Ever feel like you’re married to your job? Join the club. Single people are often highly dedicated to their jobs. You are far from alone. And in general, singles tend to be more invested in their careers than their married coworkers. Employers sometimes view singles this way as well, however biased a viewpoint that may be. Your next job interview is the time to address and clarify your boundaries. Since employers may tend to view singles differently, you need to define your boundaries early so you can ward off any possible assumptions that you’ll be more willing to give everything to your job. Employers often take for granted that you’ll give all your energy and time, and extra time (if you have any left) to working harder and longer.
To be fair, there are reasons this bias exists. Take a look around your workplace. Who are you more likely to see taking on extra responsibilities? Who stays after hours to get work done, and who is generally more consumed with what’s happening on the job? Singles like yourself, right? Of course, there are always exceptions. But for many singles the job becomes the top priority and everything else falls in step behind.
If you’re practically married to your job, as much as you may dream of leaving, you’re probably attached to the job on some level or it may be a large factor in defining who you are in the world. These are totally normal feelings for a single, but they can hold you back from making the changes you want to make. It may be time to consider divorcing your job, or at least look into “separating” and getting some guidance so that you are in a better position to move ahead in your career transition.
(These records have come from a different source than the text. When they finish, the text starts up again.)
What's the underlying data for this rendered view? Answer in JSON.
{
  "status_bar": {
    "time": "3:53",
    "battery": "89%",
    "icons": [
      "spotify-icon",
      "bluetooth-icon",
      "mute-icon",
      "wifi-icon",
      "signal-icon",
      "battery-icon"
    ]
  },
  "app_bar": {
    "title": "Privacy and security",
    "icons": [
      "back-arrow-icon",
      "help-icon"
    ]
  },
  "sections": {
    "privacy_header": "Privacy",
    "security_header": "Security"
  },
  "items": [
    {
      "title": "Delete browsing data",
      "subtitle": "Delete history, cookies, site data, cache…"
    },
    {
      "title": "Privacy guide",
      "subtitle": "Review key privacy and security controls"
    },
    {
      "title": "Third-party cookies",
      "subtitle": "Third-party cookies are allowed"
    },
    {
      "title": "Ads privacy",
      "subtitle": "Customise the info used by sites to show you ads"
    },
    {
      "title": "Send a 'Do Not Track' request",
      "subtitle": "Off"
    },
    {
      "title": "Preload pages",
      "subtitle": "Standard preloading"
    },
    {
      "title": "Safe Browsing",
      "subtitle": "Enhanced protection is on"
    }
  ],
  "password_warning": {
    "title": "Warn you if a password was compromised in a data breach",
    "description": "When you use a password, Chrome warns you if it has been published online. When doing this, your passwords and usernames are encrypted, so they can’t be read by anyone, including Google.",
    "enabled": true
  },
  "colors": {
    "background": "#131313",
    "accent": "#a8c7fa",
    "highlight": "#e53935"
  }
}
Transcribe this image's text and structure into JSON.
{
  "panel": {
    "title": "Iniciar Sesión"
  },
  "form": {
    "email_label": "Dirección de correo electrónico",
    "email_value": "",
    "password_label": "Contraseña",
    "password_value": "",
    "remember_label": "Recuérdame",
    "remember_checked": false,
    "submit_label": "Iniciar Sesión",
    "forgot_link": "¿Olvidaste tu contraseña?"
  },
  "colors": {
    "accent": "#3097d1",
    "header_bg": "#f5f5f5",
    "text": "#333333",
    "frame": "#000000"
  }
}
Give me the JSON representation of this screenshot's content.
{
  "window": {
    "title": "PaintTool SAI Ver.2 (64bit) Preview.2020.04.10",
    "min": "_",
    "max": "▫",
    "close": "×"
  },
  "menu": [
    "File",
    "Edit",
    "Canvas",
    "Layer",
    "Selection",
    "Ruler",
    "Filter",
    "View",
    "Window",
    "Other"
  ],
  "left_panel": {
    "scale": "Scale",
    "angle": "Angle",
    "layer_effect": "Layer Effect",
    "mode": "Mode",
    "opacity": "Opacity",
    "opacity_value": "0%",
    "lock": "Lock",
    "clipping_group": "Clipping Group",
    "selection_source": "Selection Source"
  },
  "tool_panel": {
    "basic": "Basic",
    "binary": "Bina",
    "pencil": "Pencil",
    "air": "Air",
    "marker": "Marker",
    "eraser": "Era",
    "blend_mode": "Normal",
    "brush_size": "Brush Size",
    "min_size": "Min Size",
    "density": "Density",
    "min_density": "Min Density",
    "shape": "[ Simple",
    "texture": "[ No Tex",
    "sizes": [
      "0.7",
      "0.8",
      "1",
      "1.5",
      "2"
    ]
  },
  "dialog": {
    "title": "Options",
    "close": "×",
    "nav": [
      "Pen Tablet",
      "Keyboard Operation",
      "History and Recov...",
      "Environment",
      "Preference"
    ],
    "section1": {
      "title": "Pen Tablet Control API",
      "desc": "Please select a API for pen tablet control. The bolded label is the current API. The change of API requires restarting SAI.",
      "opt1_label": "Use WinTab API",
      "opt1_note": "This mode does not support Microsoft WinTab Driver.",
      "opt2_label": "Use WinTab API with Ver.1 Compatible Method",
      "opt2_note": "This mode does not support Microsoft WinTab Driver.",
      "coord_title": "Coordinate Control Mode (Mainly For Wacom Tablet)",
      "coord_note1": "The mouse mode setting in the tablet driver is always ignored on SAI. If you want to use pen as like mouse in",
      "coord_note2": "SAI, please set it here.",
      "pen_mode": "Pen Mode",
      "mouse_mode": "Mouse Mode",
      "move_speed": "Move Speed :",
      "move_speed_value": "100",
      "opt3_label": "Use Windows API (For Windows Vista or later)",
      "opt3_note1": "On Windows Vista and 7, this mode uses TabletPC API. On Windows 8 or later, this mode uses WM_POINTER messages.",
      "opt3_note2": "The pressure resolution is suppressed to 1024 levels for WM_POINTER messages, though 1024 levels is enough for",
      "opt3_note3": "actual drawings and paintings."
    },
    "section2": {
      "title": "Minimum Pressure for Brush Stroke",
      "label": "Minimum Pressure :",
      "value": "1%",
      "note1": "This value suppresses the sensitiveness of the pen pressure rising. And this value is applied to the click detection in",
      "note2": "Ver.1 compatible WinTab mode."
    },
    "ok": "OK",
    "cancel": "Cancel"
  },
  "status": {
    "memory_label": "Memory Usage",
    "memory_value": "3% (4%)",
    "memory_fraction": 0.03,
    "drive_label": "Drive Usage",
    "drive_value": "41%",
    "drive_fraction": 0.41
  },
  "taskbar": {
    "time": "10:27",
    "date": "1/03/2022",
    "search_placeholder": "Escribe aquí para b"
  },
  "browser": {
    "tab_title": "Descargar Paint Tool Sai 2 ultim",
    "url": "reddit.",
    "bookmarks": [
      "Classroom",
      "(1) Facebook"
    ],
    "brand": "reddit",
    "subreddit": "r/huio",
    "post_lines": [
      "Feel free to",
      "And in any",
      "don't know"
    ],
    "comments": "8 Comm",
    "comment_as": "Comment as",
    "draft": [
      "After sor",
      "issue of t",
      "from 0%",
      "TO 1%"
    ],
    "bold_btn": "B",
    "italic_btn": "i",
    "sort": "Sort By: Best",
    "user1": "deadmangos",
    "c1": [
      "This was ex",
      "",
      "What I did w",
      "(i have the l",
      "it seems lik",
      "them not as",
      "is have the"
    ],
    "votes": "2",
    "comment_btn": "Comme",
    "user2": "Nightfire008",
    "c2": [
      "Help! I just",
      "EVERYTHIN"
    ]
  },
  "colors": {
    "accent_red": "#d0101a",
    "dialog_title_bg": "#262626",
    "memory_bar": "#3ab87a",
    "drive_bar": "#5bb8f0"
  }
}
Here’s the deeper issue: Our jobs often help define us not only for ourselves, but also for others. How many times have you been introduced to someone new and the first thing they say after “Hello” is “What do you do?” This can be especially true for men, who are more frequently defined by their professions. Also, work is a place where we spend the greater part of our time; it often provides our primary social network. Therefore, leaving something behind that is such a large part of who we are can be difficult for anyone, and especially challenging for singles.
Many factors come into play as we consider making the move to something bigger and better for ourselves. Our desire to make a difference often tops the list—it really matters to us.
We’ve likely thrown our “whole selves” into doing the best we can at our jobs, which, in terms of career development, is usually a good thing. It does, however, make it awfully difficult to say goodbye when the time comes to move forward in our careers. And that’s a pretty good reason to feel stuck. You want to make a move, yet you’re immobilized by what saying goodbye means. You’ll likely wonder not only how it will affect your paycheck, but your social network and sense of identity as well.
Finally, the old job feels familiar and comfortable—too comfortable. Feeling comfy in your current job can sometimes seem like a good enough reason to stay put even when you’re unhappy. The job may fit you like an old, comfy pair of slippers, but that doesn’t mean you don’t need new slippers. Sure, your job has let you down at times, but at least you know what to expect, right? Along with the familiarity of the work itself, some coworkers have become an extended family. It’s tough to break free from all that and veer off into a new and possibly scary direction.